Er kwamen vier schepen uit Bantam met den directeur Brack als raad van Indië en Meindert Vinck als fiscaal, verder kooplieden, assistenten, officieren en krijgsvolk. Het garnizoen, dat bijna twee jaar op Jacatra gelegen had, werd bestemd voor Ambon. De Brasser ontmoette zijn bekende Maartensz weer, hij hield hem opmerkelijk zijn strepen voor de oogen en Maartensz deed overdreven of hij ze bewonderde.
| |
| |
De Brasser herinnerde zich den overlast met de kisten die hij in Bantam geladen had, hij bedacht dat hij moest oppassen met dezen kwant, want dit keer had hij veel te verzenden. Eerst zocht hij in de herberg een vertrouwd persoon en hij vond een kwartiermeester die, als hij een briefje kon toonen voor veroorloofd goed, bereid was ook een kleinigheid stil te bezorgen. Toen ging hij naar het kantoor waar Maartensz zat, hij groette en verzocht hem een briefje van vergunning om twee kisten en een baal op eigen kosten naar Holland te verschepen, Maartensz schudde zijn hoofd omdat het wel te veel zou zijn, maar hij zei hem de goederen in het pakhuis te brengen om onderzocht te worden. De Brasser was niet ongerust want hij rekende op de voorspraak van den opperkoopman, hij ging en deed het, zuchtend over het onnoodig werk. Toen Maartensz den inhoud zag kon hij de verbazing niet verbergen. Hij achtte het zijn moeite niet iets te zeggen over de onbeschaamdheid, hij ging regelrecht naar het kantoor van Vinck, die met hem terugkwam. Vinck vroeg waar de korporaal die goederen vandaan had en op het antwoord, dat zij een geschenk waren dat hij aan vrienden schenken wilde, lachte hij.
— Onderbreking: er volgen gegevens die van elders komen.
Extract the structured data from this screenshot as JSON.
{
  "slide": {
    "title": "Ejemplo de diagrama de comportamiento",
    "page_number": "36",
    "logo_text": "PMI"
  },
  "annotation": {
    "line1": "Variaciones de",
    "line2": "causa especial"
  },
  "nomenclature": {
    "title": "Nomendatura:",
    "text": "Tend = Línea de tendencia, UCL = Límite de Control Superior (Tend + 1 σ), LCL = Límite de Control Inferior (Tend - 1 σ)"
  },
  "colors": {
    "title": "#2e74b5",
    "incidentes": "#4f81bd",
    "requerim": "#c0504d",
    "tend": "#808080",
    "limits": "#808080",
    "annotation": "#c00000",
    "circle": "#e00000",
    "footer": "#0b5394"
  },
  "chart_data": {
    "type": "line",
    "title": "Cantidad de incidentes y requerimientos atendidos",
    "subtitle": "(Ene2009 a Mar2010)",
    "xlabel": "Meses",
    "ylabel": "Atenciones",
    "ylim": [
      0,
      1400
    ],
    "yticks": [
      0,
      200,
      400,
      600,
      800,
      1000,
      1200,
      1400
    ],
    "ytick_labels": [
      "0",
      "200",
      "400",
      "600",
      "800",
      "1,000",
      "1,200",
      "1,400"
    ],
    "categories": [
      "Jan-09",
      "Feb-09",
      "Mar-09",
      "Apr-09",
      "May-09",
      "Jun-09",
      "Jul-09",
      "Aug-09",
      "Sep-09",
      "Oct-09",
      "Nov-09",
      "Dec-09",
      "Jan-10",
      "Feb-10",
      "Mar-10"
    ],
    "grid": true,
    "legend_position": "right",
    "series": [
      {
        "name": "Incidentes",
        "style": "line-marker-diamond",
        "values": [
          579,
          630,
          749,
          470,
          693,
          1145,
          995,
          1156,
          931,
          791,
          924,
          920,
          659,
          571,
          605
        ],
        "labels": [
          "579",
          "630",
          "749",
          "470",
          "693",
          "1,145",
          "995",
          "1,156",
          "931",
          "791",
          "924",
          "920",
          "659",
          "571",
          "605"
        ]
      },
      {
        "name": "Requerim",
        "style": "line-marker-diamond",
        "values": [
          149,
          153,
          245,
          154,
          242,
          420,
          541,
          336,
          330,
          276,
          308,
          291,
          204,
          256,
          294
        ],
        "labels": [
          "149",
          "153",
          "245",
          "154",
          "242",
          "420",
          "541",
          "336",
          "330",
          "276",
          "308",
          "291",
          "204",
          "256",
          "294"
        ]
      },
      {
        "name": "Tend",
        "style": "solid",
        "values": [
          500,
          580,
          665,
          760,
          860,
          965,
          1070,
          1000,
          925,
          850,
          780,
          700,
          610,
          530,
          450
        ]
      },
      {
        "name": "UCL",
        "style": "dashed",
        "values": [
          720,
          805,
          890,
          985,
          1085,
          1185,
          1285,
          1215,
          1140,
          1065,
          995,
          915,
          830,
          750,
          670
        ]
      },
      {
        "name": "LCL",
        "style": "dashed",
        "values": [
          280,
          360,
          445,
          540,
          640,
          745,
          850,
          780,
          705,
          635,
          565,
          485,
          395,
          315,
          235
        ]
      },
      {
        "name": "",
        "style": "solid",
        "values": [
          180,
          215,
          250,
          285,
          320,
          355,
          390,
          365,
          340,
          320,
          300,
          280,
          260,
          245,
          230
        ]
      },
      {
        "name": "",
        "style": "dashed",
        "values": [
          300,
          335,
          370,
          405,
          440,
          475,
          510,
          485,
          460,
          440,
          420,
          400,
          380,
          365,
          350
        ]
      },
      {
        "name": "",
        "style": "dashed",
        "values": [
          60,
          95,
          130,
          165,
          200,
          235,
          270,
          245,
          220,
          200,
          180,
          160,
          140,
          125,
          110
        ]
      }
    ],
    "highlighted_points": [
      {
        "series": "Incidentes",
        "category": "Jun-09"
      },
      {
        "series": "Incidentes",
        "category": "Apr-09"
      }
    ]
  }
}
De Brasser zeide dat het getuigd kon worden door den opperkoopman, door den kapitein, door den dominee, door soldaten die er bij waren toen de Chinees ze bracht. Vinck was niet gewoon te hooren
| |
| |
van geschenken belangeloos gegeven, hij overwoog al welke straf hierop stond, maar hij zou onderzoeken. Er werd een kleine raad over die zaak gehouden, de Brasser moest voortreden. Brack ondervroeg hem, de korporaal herhaalde zijn antwoord. De opperkoopman Meewisz verklaarde dat hij volkomen de waarheid sprak, hij verhaalde van den Chinees op een wijze die hem verwonderde. Er was geen tittel van omkoop, niets dan loffelijke erkentenis voor een loffelijke daad, die den naam der Compagnie verhoogde. De kapitein zeide dat hij zich verbaasde over den argwaan tegen zijn mindere; de Brasser mocht zonderlinge luimen getoond hebben, gedurende de jaren dat hij onder hem gediend had was hij een betrouwbaar krijgsman gebleken. In Jacatra had hij zich onderscheiden door moed en bekwaamheid. Bouwen noemde hem een eerlijk, vroom korporaal, plichtsgetrouw.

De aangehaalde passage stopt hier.